I’ll let you in on a little secret: I’m not the first in my group of friends to get divorced. In fact, out of a really close-knit group of four girlfriends, three of us have split from our husbands. That is higher than the national average, but not really all that unusual. We each ended up single again at different times and for different reasons, but given that we all met at baby group with our firstborns, it is a bit surprising that within a decade only one of us is still married.
Each of us is different, and has handled our separation differently, too. My friend Audrey was the first to separate. Unbelievably, the weekend her husband moved out, she met a new man. He was divorced himself, and they met while dropping their boys off at a birthday party. It was instant attraction, and they headed straight from the party to a coffee date, then to dinner dates, and the rest was history. Straight from one relationship to the next. And for her, the best part of her new relationship was the sex! Her ex had been decidedly cool (read: absent) in the bedroom, and she had hit her sexual prime. Being in a relationship where the sex was exciting, frequent and fun was new and exciting. She was one happy lady.

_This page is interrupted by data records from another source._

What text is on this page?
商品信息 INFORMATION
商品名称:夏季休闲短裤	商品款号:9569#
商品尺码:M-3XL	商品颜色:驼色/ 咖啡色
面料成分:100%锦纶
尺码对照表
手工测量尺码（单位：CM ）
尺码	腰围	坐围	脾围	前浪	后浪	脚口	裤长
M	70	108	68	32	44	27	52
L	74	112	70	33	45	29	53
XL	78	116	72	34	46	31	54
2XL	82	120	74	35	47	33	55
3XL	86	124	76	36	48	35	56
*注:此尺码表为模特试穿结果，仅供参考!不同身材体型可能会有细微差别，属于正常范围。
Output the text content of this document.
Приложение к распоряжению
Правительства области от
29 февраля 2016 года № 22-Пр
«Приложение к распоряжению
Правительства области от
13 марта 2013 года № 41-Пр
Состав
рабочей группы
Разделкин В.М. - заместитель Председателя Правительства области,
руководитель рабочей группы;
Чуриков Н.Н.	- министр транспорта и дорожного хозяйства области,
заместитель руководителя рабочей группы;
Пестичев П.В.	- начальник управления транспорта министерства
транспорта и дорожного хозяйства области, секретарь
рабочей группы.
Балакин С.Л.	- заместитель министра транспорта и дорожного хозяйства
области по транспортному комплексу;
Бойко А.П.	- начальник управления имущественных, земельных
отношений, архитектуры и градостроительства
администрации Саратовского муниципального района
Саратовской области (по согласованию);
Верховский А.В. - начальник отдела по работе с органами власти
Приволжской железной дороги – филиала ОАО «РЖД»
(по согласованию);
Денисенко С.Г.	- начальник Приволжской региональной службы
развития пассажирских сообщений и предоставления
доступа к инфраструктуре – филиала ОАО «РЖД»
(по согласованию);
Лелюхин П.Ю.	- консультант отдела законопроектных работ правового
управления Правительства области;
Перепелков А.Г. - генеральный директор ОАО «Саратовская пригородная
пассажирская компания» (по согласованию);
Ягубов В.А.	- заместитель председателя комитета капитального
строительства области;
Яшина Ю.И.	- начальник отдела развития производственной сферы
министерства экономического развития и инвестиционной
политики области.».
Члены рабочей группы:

My friend Kate left her husband and began dating immediately as well. But not just one man – she seemed out to prove the maxim that there are, indeed, many fish in the sea! She went to clubs and met men. She went to internet dating sites and met men. She got asked out at the grocery store, she got asked out at Starbucks. And she went out – lots. And yes, she slept with a number of the men she dated as well.
So: that’s my two girlfriends, single and sexy. But what about me?
The truth is, I’m afraid to be sexually involved again. First of all, I am not, and have never been, interested in casual sex. So I wouldn’t be following Kate’s lead. I don’t judge her: she was safe – every time – and it was her comfort zone. And actually, it was fun to hear about her adventures! But it’s just not my comfort zone. And to be honest, although I personally feel better having sex be part of a longer-term relationship, I am not interested in following Audrey’s lead (yet) either.
It’s just this. I’m afraid of making all the same mistakes I made the first time. I’m afraid of settling. Of making myself so vulnerable and afraid of loss that I live my life in denial. Also: the intimacy involved in a sexual relationship is – for me – intense. I just don’t know if I’m ready to be that vulnerable again. Also there’s this: I’m not as young as I once was. I’ve given birth to two children. I’ve breastfed two children. That does things to your sexy parts, you know?
There are just so many things to worry about, to be scared about. I’m definitely eager to meet someone special – to spend time with a man again. It’s just that I’m also equally scared to get into the bedroom.
Lon Adame says
How do i get over a bad relationship?
Keva Georges says
Is this a bad sign for a relationship?
Claire says
Gravity is NOT my friend, Alice. No…not at all!
Claire says
Being happy=being sexy…I like that equation. Thanks Nancy!
Claire says
Thanks for the vote of confidence, Sara!
Claire says
Tracey, that’s a good point! Actually, my friend Kate found it really empowering to go to bed with some new lovers, because it helped her love her body again too.
Nancy says
Claire- I understand everything that you say as a single person after being married for so long. But I really do equate sexy with happy and if you are happy you are sexy. Let the world see this.
Nancy says
I get everything you are saying Claire and all of it is so true. However, being happy is the sexiest thing on earth – so I find myself in my lsate 40’s feeling the sexiest I have ever felt.
If you are truly happy – see that as sexy – and everyone else will see it too.
good luck and have fun with it.
Sara says
Hey Claire! I love the honesty in your post! Being that I’m in a non self-imposed dry spell of EPIC proportions right now…I’m almost in the same boat as you – I feel nervous at the prospect as it’s been so long…have I lost my ‘touch’?! Take your time…you’ll get there!
Tracey says
This must be a bit scary! But, I don’t know if many men ask women to leave their beds… I think most men feel kinda lucky to have a naked woman anywhere near them – and I think men are often nervous too. You’ll navigate that part when you meet someone you like enough, I reckon. Good luck… and have fun!!
Alice says
I can TOTALLY understand that. None of my bits are what they once were!